MOYENS ANNEXES au présent arrêt
Moyens produits par Me Balat, avocat aux Conseils, pour M. [V]
PREMIER MOYEN DE CASSATION
M. [V] reproche à l'arrêt attaqué d'avoir limité à 3 159,44 euros nets la somme qui lui a été allouée à titre de rappel de salaire pour la période du 11 janvier au 30 avril 2016 et de l'avoir débouté sur surplus de sa demande dirigée contre la société [C] s'élevant à la somme de 7 305,87 euros, outre les congés payés afférents ;
ALORS QUE l'employeur est tenu de verser au salarié déclaré inapte et qui n'est pas reclassé dans l'entreprise à l'issue du délai d'un mois à compter de la date de l'examen de reprise du travail ou qui n'est pas licencié, le salaire correspondant à l'emploi qu'il occupait avant la suspension de son contrat de travail, sans qu'aucune déduction ne puisse être opérée sur la somme fixée forfaitairement que l'employeur doit verser au salarié ; qu'en affirmant qu'il convenait de déduire les indemnités journalières des sommes dues à M. [Aa] sur le fondement des dispositions de l'
article L. 1226-4 du code du travail🏛, « sauf à permettre définitivement au salarié de percevoir une rémunération plus importante que celle qu'il aurait perçue s'il avait travaillé » (arrêt attaqué, p. 7, alinéa 2), la cour d'appel a violé ce texte.

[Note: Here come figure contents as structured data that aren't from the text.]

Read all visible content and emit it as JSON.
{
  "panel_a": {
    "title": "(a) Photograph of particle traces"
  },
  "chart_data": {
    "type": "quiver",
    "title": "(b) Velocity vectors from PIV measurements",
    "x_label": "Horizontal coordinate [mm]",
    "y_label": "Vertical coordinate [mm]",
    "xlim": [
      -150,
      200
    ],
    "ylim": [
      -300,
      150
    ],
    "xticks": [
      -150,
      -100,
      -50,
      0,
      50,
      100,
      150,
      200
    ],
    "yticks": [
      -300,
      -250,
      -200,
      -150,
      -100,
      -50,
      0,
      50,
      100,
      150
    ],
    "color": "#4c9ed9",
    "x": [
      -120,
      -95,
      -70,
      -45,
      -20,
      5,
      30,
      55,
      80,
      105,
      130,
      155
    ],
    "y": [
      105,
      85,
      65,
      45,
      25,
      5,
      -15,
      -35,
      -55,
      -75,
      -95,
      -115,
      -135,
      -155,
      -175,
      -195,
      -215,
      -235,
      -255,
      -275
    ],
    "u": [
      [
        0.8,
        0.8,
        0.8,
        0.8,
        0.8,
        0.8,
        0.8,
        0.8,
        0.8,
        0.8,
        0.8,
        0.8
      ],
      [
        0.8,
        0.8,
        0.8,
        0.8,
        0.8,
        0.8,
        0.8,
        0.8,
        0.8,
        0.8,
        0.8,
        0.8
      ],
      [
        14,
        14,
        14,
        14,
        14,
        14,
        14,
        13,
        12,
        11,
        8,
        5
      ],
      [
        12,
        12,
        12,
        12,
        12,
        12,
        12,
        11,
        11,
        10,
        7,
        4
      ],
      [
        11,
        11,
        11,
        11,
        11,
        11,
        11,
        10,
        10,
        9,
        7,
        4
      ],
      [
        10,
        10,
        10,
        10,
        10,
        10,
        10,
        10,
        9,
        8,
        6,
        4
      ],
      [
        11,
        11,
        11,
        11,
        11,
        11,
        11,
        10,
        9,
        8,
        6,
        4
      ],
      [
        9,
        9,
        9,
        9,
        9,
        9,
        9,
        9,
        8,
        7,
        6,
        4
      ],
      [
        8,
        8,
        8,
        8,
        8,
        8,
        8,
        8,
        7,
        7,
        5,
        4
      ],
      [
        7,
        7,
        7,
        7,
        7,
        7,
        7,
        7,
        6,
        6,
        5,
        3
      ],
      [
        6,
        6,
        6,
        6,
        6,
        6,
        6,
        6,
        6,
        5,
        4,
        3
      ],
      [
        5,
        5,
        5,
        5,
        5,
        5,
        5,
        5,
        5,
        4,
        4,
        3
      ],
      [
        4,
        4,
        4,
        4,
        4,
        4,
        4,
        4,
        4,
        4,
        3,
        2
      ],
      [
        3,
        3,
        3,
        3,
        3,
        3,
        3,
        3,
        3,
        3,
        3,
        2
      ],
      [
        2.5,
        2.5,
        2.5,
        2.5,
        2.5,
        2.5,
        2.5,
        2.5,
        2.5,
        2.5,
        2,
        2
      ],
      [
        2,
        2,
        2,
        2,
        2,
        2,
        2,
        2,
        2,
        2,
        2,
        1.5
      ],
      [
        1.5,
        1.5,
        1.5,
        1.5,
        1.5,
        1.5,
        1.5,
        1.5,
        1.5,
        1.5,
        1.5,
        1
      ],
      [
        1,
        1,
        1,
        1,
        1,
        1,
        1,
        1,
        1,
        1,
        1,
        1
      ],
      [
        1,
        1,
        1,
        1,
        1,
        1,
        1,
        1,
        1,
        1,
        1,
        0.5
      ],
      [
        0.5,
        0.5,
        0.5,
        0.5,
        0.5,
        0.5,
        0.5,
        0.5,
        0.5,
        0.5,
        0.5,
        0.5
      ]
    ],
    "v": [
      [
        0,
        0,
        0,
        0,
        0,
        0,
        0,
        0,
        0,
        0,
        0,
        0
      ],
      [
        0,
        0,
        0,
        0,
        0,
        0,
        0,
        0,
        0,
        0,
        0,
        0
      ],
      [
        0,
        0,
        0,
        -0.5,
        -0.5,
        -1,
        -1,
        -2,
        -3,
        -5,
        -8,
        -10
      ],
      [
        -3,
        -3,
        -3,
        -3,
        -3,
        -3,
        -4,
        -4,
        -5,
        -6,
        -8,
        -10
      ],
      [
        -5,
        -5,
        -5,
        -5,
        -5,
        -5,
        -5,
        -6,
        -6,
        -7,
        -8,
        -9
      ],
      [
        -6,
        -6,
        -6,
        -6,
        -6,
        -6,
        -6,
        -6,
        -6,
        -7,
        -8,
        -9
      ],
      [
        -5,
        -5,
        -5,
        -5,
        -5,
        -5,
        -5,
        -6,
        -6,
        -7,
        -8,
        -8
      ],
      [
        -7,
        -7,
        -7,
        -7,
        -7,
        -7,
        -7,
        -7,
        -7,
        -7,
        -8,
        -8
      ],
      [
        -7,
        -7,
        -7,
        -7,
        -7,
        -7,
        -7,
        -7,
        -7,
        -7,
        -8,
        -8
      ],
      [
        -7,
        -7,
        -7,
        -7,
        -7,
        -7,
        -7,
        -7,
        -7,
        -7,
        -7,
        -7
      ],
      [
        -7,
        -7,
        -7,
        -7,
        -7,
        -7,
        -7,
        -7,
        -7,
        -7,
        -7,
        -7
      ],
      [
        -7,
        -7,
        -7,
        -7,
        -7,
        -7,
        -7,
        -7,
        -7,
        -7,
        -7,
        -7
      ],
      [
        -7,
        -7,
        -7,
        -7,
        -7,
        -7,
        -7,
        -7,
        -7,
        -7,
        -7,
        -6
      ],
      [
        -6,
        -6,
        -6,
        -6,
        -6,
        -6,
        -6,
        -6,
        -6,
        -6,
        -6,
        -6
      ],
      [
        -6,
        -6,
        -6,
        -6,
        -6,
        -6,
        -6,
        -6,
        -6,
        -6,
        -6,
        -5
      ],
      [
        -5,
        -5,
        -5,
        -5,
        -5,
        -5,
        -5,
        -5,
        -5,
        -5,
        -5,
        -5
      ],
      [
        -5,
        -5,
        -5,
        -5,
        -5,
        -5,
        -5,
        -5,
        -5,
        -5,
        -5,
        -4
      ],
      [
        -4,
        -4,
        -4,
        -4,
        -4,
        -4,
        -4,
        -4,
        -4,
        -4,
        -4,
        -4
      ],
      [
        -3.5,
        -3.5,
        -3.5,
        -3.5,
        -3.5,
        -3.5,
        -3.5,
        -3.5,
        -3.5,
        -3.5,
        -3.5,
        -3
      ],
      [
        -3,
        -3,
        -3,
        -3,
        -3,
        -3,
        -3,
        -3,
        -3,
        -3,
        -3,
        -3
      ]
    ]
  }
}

DEUXIEME MOYEN DE CASSATION
M. [V] reproche à l'arrêt attaqué de l'avoir débouté de sa demande de dommages et intérêts pour violation du respect de la vie privée ;
ALORS QUE la seule constatation de l'atteinte à la vie privée ouvre droit à réparation ; qu'en constatant que le système de surveillance mis en place par l'employeur aurait dû faire l'objet d'une déclaration auprès de la Commission nationale de l'informatique et des libertés et que la société [C] avait ainsi manqué à ses obligations (arrêt attaqué, p. 8, alinéa 3), caractérisant ainsi l'existence d'une violation du droit des salariés au respect de leur vie privée, puis en considérant que M. [V] ne pouvait toutefois revendiquer à ce titre aucune indemnisation, faute de justifier d'un préjudice en lien avec l'installation du système de surveillance litigieux (arrêt attaqué, p. 8, alinéa 4), cependant que la seule constatation de l'atteinte à sa vie privée ouvrait droit à réparation au profit de M. [Aa], la cour d'appel a violé l'
article 9 du code civil🏛 et l'
article L. 1121-1 du code du travail🏛.
TROISIEME MOYEN DE CASSATION
M. [V] reproche à l'arrêt attaqué de l'avoir débouté de sa demande de dommages et intérêts au titre d'un licenciement sans cause réelle et sérieuse ;
ALORS QUE l'avis du médecin du travail déclarant un salarié inapte à tout emploi dans l'entreprise ne dispense pas l'employeur de rechercher des possibilités de reclassement par la mise en oeuvre de mesures telles que mutations, transformations de postes de travail ou aménagement du temps de travail au sein de l'entreprise et, le cas échéant, du groupe auquel elle appartient ; qu'en considérant que la société [C] avait satisfait à son obligation de reclassement de M. [Aa], salarié déclaré inapte à tous les postes dans l'entreprise, tout en constatant que l'employeur, se retranchant derrière l'inertie du médecin du travail, n'avait pas recherché la possibilité de reclasser M. [V] par la mise en oeuvre de mesures telles que mutations, transformations de postes de travail ou aménagement du temps de travail au sein de l'entreprise (arrêt attaqué, p. 10,, alinéa 6), la cour d'appel n'a pas tiré les conséquences légales de ses constatations et a violé l'
article L. 1226-2 du code du travail🏛.